Vanité des vanités disait Qohèleth. Vanité des vanités, tout est vanité !
Un homme s’est donné de la peine ;
il est avisé, il s’y connaissait, il a réussi.
Et voilà qu’il doit laisser son bien à quelqu’un qui ne s’est donné aucune peine.
Cela aussi n’est que vanité, c’est un grand mal !
En effet, que reste-t-il à l’homme de toute la peine
et de tous les calculs pour lesquels il se fatigue sous le soleil ?
Tous ses jours sont autant de souffrances,
ses occupations sont autant de tourments :
même la nuit, son cœur n’a pas de repos.
Cela aussi n’est que vanité.
Ecclésiaste 1, 2 ; 2, 21-23
De prime abord voilà un constat fataliste.
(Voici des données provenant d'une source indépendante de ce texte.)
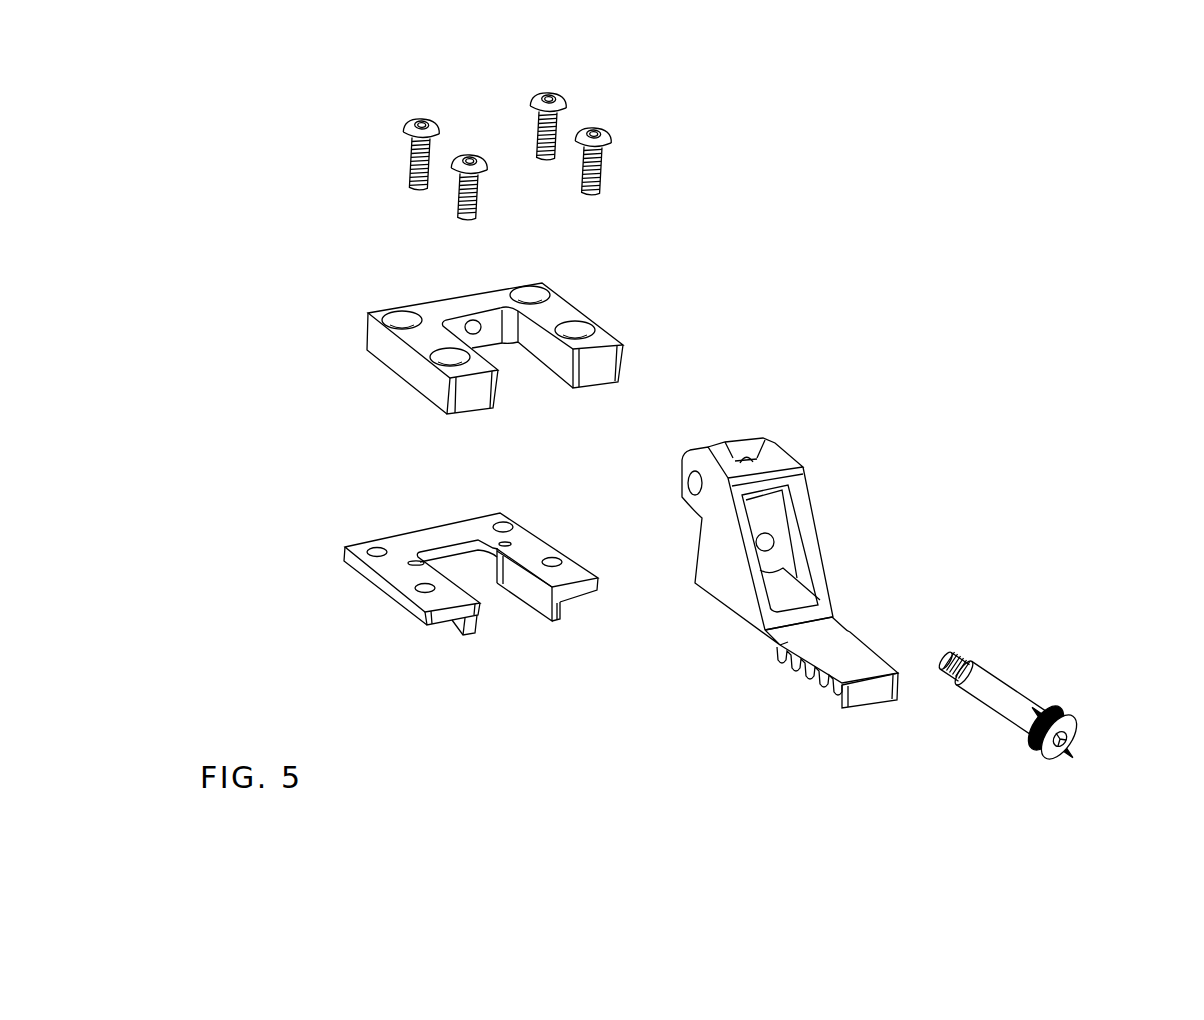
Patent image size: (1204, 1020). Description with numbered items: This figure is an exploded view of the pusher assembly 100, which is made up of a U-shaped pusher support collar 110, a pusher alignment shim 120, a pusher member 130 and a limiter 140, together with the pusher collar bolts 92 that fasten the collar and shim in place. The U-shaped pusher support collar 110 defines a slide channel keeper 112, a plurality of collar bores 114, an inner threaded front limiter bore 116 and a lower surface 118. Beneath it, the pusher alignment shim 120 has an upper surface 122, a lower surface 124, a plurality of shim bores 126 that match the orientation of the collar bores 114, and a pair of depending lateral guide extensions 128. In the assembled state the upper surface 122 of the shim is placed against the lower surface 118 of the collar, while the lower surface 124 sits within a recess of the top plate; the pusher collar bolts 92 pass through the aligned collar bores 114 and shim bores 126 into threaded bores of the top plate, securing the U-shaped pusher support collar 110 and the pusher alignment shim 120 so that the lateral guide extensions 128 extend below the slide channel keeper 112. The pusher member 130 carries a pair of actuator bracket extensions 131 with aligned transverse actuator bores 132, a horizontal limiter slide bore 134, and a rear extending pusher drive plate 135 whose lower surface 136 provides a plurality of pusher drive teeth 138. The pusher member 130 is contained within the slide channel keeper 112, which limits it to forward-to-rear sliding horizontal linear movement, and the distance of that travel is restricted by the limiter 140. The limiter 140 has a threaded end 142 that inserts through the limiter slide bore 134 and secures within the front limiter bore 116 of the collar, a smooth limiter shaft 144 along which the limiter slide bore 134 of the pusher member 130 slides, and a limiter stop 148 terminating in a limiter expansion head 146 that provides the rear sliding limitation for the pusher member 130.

The pusher collar bolts 92 is at (388, 120).
The pusher assembly 100 is at (843, 302).
The U-shaped pusher support collar 110 is at (521, 335).
The slide channel keeper 112 is at (555, 372).
The collar bores 114 is at (576, 330).
The front limiter bore 116 is at (508, 273).
The lower surface 118 is at (415, 400).
The pusher alignment shim 120 is at (445, 606).
The upper surface 122 is at (432, 534).
The lower surface 124 is at (443, 628).
The shim bores 126 is at (375, 550).
The lateral guide extensions 128 is at (535, 600).
The pusher member 130 is at (769, 602).
The actuator bracket extensions 131 is at (762, 446).
The actuator bores 132 is at (692, 482).
The limiter slide bore 134 is at (768, 542).
The pusher drive plate 135 is at (847, 686).
The lower surface 136 is at (873, 704).
The pusher drive teeth 138 is at (795, 678).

Cet homme invite chacun à une lucidité réaliste et amère, face à des évidences qu’on est tenté d’oublier. A quoi bon se donner tant de peine, se fatiguer, courir vers le succès et la réussite dans le domaine des affaires ou des jeux, puisqu’il faudra tout lâcher ! L’auteur s’en tient là : il ne propose pas d’alternative. Tout est vanité, dit-il, puisque nous ne sommes que de passage. Heureusement saint Jean Chrysostome nous met un peu de baume au cœur : on peut comprendre le sens de ce mot « tout » comme signifiant « toutes les œuvres des hommes », écrit-il. Elles sont éphémères et pas toujours bonnes, mais toutes celles de Dieu sont éternelles, pleines de justice et de vérité. Le Christ connaît sans doute ce livre de l’ecclésiaste, car il reprend sa logique dans les propos qu’il tient en saint Luc. Il refuse de se faire juge et arbitre dans les problèmes d’un interlocuteur, puis il s’exprime à la foule en parabole.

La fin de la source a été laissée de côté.